Now maybe some others can't. I can't do it successfully. So that is a no no for me. replaying anything I have been intimate with my wife about. So that's my when Harvey was talking about the the things we don't talk about. I I totally agree. We don't talk much about sex or the lack thereof in marriage. And in this program you will find people who think the ideal is no sex in marriage ever because that's how you stay

lustfree. And you will find people who at the other extreme say, "Look, as long as it's with my wife, it's none of your business." Which is a great way to lust. If it's nobody's business, you're dead. You know, um I don't think this one is one sizefits-all. I just don't. I think different marriages are going to have to deal with this differently. But I do think like everything else with us, if you keep it in the light, if you do if if you talk

about it, and we don't talk. In fact, a few years ago, Harvey had me down here to talk about sex and marriage. And I don't think I knew that's what I was talking about till I got here. I probably wouldn't have come. And uh and I know and I it's probably on a tape somewhere. I I had to talk about, you know, my sex life with my wife. I will allow myself what I would call brief moments of either anticipation or memory because they don't feel lustful to me.

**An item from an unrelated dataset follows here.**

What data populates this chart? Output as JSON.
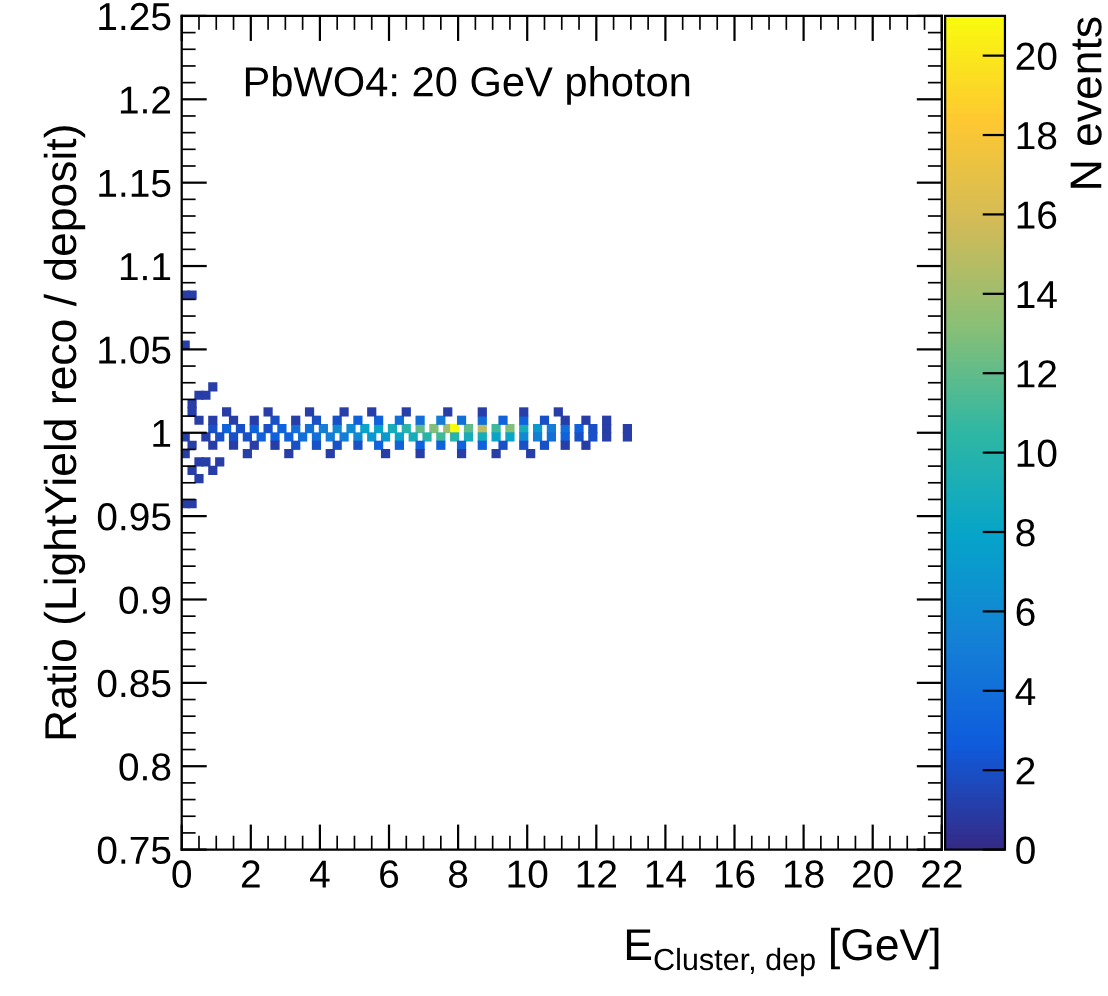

They don't feel objectifying to me. But on the other hand, I know where I can go with it. So after about 10 seconds, I'm like, "Okay, so you're you're looking forward to something or yeah, it's a nice memory." But I don't dwell on it. That's just me. Um, the other thing is today I rarely have a problem with the image of another person coming up when

I'm intimate with my wife. But earlier on I did and the way I worked through it and again every marriage is is is a little different but the way I worked through it is I would just say to my wife I need to stop for a minute and depending how bad it was I might get up, go to the bathroom and then come back and say I thought tonight was my night but it's not. or I might come back and now now I'm fine. Or I might just roll over for 10 seconds, say a prayer, and

say, "Thanks for the break. I'm ready to go." Um, you know, and and to just in that moment be you. That's intimacy. Whether we have sex or not, the intimacy was and I didn't have to tell her cuz I'm thinking, remember that girl we met at the restaurant? I don't have to tell her what she's not an idiot. She knows it's okay. the guy's struggling. I don't have to tell her what I'm struggling with. If it's bad enough, I'll pick up the phone and call one of you and tell you what I'm

struggling with. But I had to be honest in the moment because a lot of guys who are struggling have never had sexual intimacy. They've had sexual experiences, you know, by the thousands. They've never had sexual intimacy the way they fuel their their uh sex in their marriage so that their wives think they're okay. Talk about sick is by lusting over somebody else while they're supposedly making love to their wives. Now, you know, are they technically sexually sober or not? I don't know. I

get crazy when I get into that. All I know is it's probably not a good idea. Well, you know, I think we only had an hour. Yeah, I think so. So, we need to close, but some of us will stay around and anyone who wants to stay around if they're not moving the room, we will. So, uh, it's nice to be talking together. Yeah, it really is. Thank you. Thank you. Whose Father? Our Father, who art in heaven, be thy name. Thy kingdom come, thy will be done

on earth as it is in heaven. Give us this day our daily bread, and forgive us our trespasses as we forgive those who trespass against us. And lead us not into temptation, but deliver us from evil. For thine is the kingdom, the power, and the glory forever and ever. Amen. Keep coming.